Heaptalk, Jakarta — OpenAI introduced its latest large language model (LLM), GPT-4o, with o referring to omni. This model has the ability to reason across audio, vision, and text in real-time (05/13). Users can utilize its text and image capabilities in ChatGPT starting on launch day, while other capabilities will follow gradually.
GPT-4o can receive any combination of text, audio, and image as input to generate any text, audio, and image, resulting in a much more natural human-computer interaction. This LLM can answer audio instructions in as little as 232 milliseconds (ms), with an average of 320 ms, much like human response time in a conversation.
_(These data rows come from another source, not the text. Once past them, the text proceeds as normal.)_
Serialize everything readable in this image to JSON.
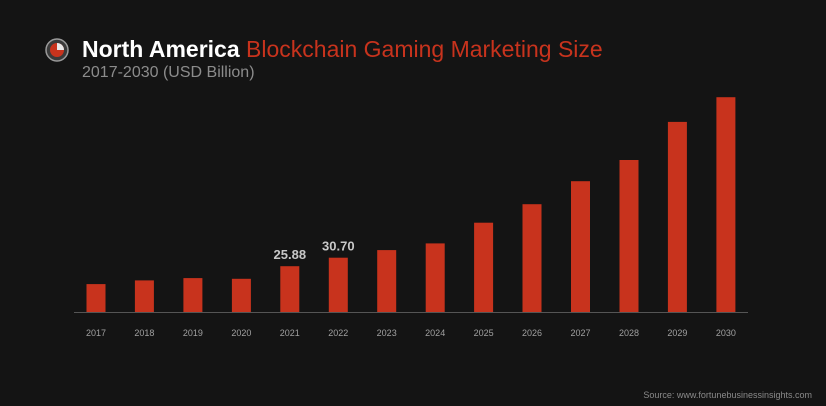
{
  "header": {
    "title_region": "North America",
    "title_rest": "Blockchain Gaming Marketing Size",
    "subtitle": "2017-2030 (USD Billion)",
    "logo_icon": "pie-logo-icon"
  },
  "footer": {
    "source": "Source: www.fortunebusinessinsights.com"
  },
  "colors": {
    "bar": "#c8331d",
    "background": "#141414",
    "axis": "#555555",
    "tick_label": "#a0a0a0",
    "data_label": "#c8c8c8"
  },
  "chart_data": {
    "type": "bar",
    "title": "North America Blockchain Gaming Marketing Size",
    "subtitle": "2017-2030 (USD Billion)",
    "categories": [
      "2017",
      "2018",
      "2019",
      "2020",
      "2021",
      "2022",
      "2023",
      "2024",
      "2025",
      "2026",
      "2027",
      "2028",
      "2029",
      "2030"
    ],
    "values": [
      15.8,
      17.9,
      19.2,
      18.8,
      25.88,
      30.7,
      35.0,
      38.8,
      50.5,
      61.0,
      74.0,
      86.0,
      107.5,
      121.5
    ],
    "data_labels": {
      "2021": "25.88",
      "2022": "30.70"
    },
    "ylim": [
      0,
      125
    ],
    "grid": false,
    "legend": "none",
    "xlabel": "",
    "ylabel": ""
  }
}
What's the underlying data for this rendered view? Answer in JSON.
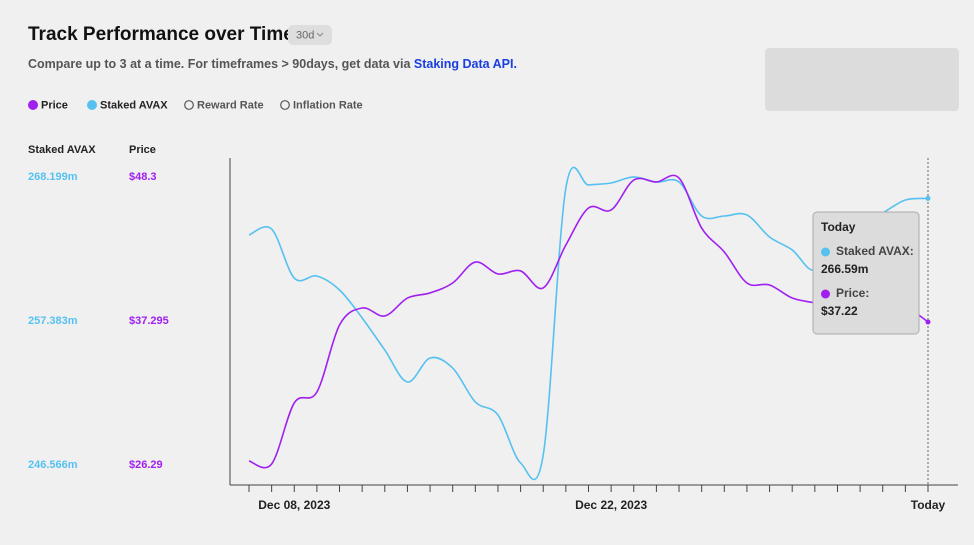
{
  "header": {
    "title": "Track Performance over Time",
    "range_button": "30d",
    "subtitle": "Compare up to 3 at a time. For timeframes > 90days, get data via ",
    "subtitle_link": "Staking Data API."
  },
  "chart_data": {
    "type": "line",
    "categories": [
      null,
      null,
      "Dec 08, 2023",
      null,
      null,
      null,
      null,
      null,
      null,
      null,
      null,
      null,
      null,
      null,
      null,
      null,
      "Dec 22, 2023",
      null,
      null,
      null,
      null,
      null,
      null,
      null,
      null,
      null,
      null,
      null,
      null,
      null,
      "Today"
    ],
    "series": [
      {
        "name": "Staked AVAX",
        "color": "#56c1f0",
        "axis": "y",
        "values": [
          263.84,
          264.29,
          260.61,
          260.76,
          259.71,
          257.61,
          255.2,
          252.8,
          254.6,
          253.85,
          251.3,
          250.32,
          246.72,
          247.32,
          267.37,
          267.6,
          267.75,
          268.2,
          267.82,
          267.82,
          265.27,
          265.27,
          265.35,
          263.69,
          262.72,
          261.21,
          263.84,
          264.59,
          265.5,
          266.47,
          266.59
        ]
      },
      {
        "name": "Price",
        "color": "#a020f0",
        "axis": "y2",
        "values": [
          26.6,
          26.37,
          31.03,
          31.87,
          36.99,
          38.29,
          37.68,
          39.05,
          39.44,
          40.2,
          41.8,
          40.89,
          41.12,
          39.82,
          43.1,
          45.93,
          45.78,
          48.07,
          47.92,
          48.22,
          44.4,
          42.57,
          40.2,
          40.05,
          39.05,
          38.67,
          38.14,
          38.9,
          39.66,
          38.52,
          37.22
        ]
      }
    ],
    "inactive_series": [
      "Reward Rate",
      "Inflation Rate"
    ],
    "ylim": [
      246.566,
      268.199
    ],
    "yticks": [
      {
        "value": 246.566,
        "label": "246.566m"
      },
      {
        "value": 257.383,
        "label": "257.383m"
      },
      {
        "value": 268.199,
        "label": "268.199m"
      }
    ],
    "y2lim": [
      26.29,
      48.3
    ],
    "y2ticks": [
      {
        "value": 26.29,
        "label": "$26.29"
      },
      {
        "value": 37.295,
        "label": "$37.295"
      },
      {
        "value": 48.3,
        "label": "$48.3"
      }
    ],
    "grid": false,
    "tooltip": {
      "items": [
        {
          "label": "Staked AVAX:",
          "value_label": "266.59m"
        },
        {
          "label": "Price:",
          "value_label": "$37.22"
        }
      ]
    }
  }
}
The ability is equal to GPT-4 Turbo’s performance on text and code in English, with significant improvement on text in non-English languages. It is also much faster and 50% cheaper in the API. OpenAI claimed that GPT-4o has an exceptional understanding of vision and audio compared to existing models.
Understanding 50 languages
“GPT-4o is our latest step in pushing the boundaries of deep learning, this time in the direction of practical usability. We spent a lot of effort over the last two years working on efficiency improvements at every layer of the stack. As a first fruit of this research, we’re able to make a GPT-4 level model available much more broadly. GPT-4o’s capabilities will be rolled out iteratively,” OpenAI stated in its official blog (05/13).
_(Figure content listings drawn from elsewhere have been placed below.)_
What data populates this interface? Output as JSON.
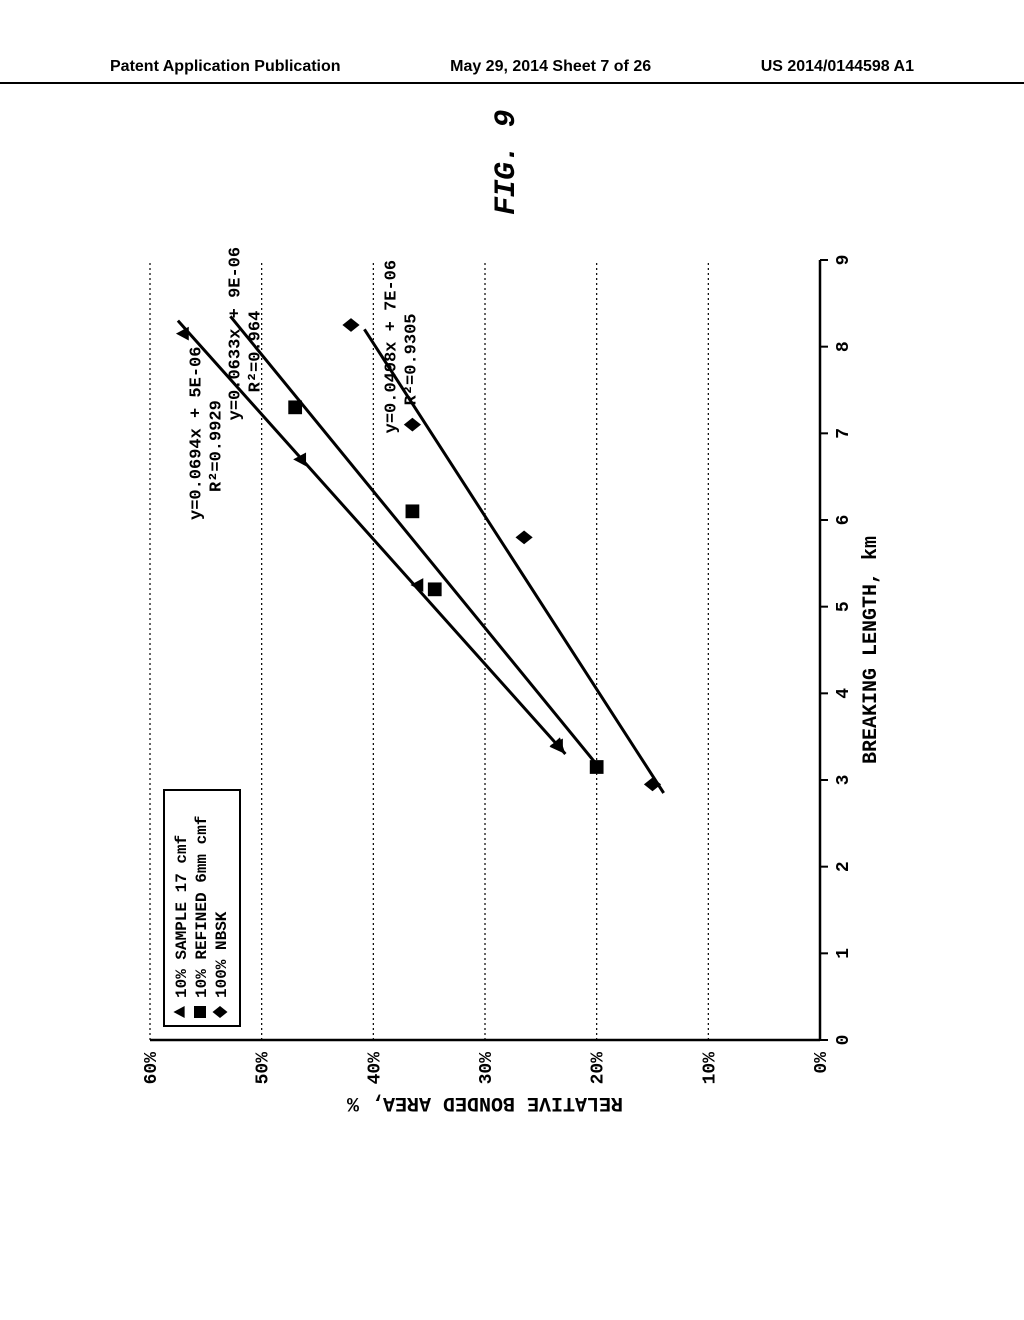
{
  "header": {
    "left": "Patent Application Publication",
    "center": "May 29, 2014  Sheet 7 of 26",
    "right": "US 2014/0144598 A1"
  },
  "figure_label": "FIG. 9",
  "chart": {
    "type": "scatter-with-trend",
    "xlabel": "BREAKING LENGTH, km",
    "ylabel": "RELATIVE BONDED AREA, %",
    "xlim": [
      0,
      9
    ],
    "ylim": [
      0,
      60
    ],
    "xtick_step": 1,
    "ytick_step": 10,
    "ytick_labels": [
      "0%",
      "10%",
      "20%",
      "30%",
      "40%",
      "50%",
      "60%"
    ],
    "grid_color": "#000000",
    "grid_dash": "2 3",
    "axis_color": "#000000",
    "background_color": "#ffffff",
    "line_width": 3,
    "marker_size": 11,
    "font_family_mono": "Courier New",
    "axis_fontsize": 20,
    "tick_fontsize": 18,
    "legend": {
      "position": "upper-left",
      "items": [
        {
          "marker": "triangle",
          "label": "10% SAMPLE 17 cmf"
        },
        {
          "marker": "square",
          "label": "10% REFINED 6mm cmf"
        },
        {
          "marker": "diamond",
          "label": "100% NBSK"
        }
      ],
      "border_color": "#000000",
      "font_size": 16
    },
    "series": [
      {
        "name": "10% SAMPLE 17 cmf",
        "marker": "triangle",
        "color": "#000000",
        "points": [
          {
            "x": 3.4,
            "y": 23.5
          },
          {
            "x": 5.25,
            "y": 36
          },
          {
            "x": 6.7,
            "y": 46.5
          },
          {
            "x": 8.15,
            "y": 57
          }
        ],
        "trend": {
          "x1": 3.3,
          "y1": 22.8,
          "x2": 8.3,
          "y2": 57.5
        },
        "equation": "y=0.0694x + 5E-06",
        "r2": "R²=0.9929",
        "eq_pos": {
          "x": 6.0,
          "y": 55.5
        }
      },
      {
        "name": "10% REFINED 6mm cmf",
        "marker": "square",
        "color": "#000000",
        "points": [
          {
            "x": 3.15,
            "y": 20
          },
          {
            "x": 5.2,
            "y": 34.5
          },
          {
            "x": 6.1,
            "y": 36.5
          },
          {
            "x": 7.3,
            "y": 47
          }
        ],
        "trend": {
          "x1": 3.1,
          "y1": 19.5,
          "x2": 8.35,
          "y2": 52.8
        },
        "equation": "y=0.0633x + 9E-06",
        "r2": "R²=0.964",
        "eq_pos": {
          "x": 7.15,
          "y": 52
        }
      },
      {
        "name": "100% NBSK",
        "marker": "diamond",
        "color": "#000000",
        "points": [
          {
            "x": 2.95,
            "y": 15
          },
          {
            "x": 5.8,
            "y": 26.5
          },
          {
            "x": 7.1,
            "y": 36.5
          },
          {
            "x": 8.25,
            "y": 42
          }
        ],
        "trend": {
          "x1": 2.85,
          "y1": 14,
          "x2": 8.2,
          "y2": 40.8
        },
        "equation": "y=0.0498x + 7E-06",
        "r2": "R²=0.9305",
        "eq_pos": {
          "x": 7.0,
          "y": 38
        }
      }
    ]
  }
}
Moreover, GPT-4o understands 50 languages with improved speed and quality. This omni model also accomplishes GPT-4 Turbo-level performance on text, reasoning, and coding intelligence for only half the price of GPT-4 Turbo. This attainment sets new high watermarks on multilingual, audio, and vision capabilities. GPT-4 Turbo was released in November 2023 with a 128k context window.
The phenomenal AI chatbot ChatGPT maker trained this LLM as a single new model end-to-end across text, vision, and audio. Therefore, all inputs and outputs are processed by the same neural network. The company said, “Because GPT-4o is our first model combining all of these modalities, we are still just scratching the surface of exploring what the model can do and its limitations.”